Son humour, sa bonne humeur, sa joie d'être publié, ses petites ruses.
L'incorporation sous les drapeaux français.
L'arrivée en France puis celle en Belgique.
La révélation par et avec l'écriture de scénarios.
Lucky Luke, Pilote, Le Petit Nicolas, Iznogoud, pour ne citer que ceux-là.
La rencontre sur le tard avec la femme de sa vie et sa paternité.
Catel a fourni un impressionnant travail de documentation, de compilation et de retranscription qui a duré quatre ans. Elle nous les rend visibles grâce à une mise en abyme dans laquelle elle se met en scène, entourées d'archives de journaux, de biographies...
Elle insère des détails comiques dans ses dessins, mais aussi des clins d'œil ou références à ces différentes époques et influences (l'Art Déco par exemple).
Son trait est rond et doux. J'aime beaucoup.
Elle nous rend René Goscinny vivant et dresse le portrait d'un homme généreux, souriant, blagueur, courageux, rêveur, aimant et aimé.
Elle livre une histoire intime, familiale, de transmission, de douceur, et de douleurs.
Car, ce roman graphique, " des Goscinny ", c'est aussi une manière pour Anne Goscinny de se trouver elle-même.
En tant qu'orpheline, en tant que fille de, en tant que femme, en tant qu'autrice...
Et l'on mesure le cheminement entre le prologue et l'épilogue, colorés de rose.
Tu sais, Catel, quand on fait ce métier, se faire un prénom est peut-être aussi difficile que de se faire un nom...
De ce métier, il en est justement aussi grandement question.
Non pris au sérieux, la place occupée par ses grands noms, la loi de 1949 en France qui restreint grandement les possibles et impacte jusqu'à la bande dessinée belge, les liens avec la presse...
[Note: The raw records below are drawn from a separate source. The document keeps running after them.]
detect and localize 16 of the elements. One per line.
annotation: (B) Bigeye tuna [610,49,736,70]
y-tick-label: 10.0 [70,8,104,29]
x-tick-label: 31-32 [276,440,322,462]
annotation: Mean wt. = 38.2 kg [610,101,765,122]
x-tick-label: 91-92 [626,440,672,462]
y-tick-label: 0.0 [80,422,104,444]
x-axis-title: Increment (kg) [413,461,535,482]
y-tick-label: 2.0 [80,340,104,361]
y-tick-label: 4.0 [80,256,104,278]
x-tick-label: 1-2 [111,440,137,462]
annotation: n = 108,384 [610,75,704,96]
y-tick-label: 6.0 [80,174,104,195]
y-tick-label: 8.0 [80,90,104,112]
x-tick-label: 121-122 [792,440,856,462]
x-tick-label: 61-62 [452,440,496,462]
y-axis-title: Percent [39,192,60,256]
On le voit évoluer, changer, selon les lieux où René a exercé, on découvre les différents marchés, les différentes attentes du lectorat comme les aspirations des scénaristes et dessinateurs. Et leurs revendications pour un meilleur statut professionnel et social.
C'est passionnant !
Pour conclure, Le roman Des Goscinny est un récit sincère et captivant, et un hommage vibrant.
A découvrir, tout comme il m'a donné envie de découvrir l'écriture d'Anne Goscinny.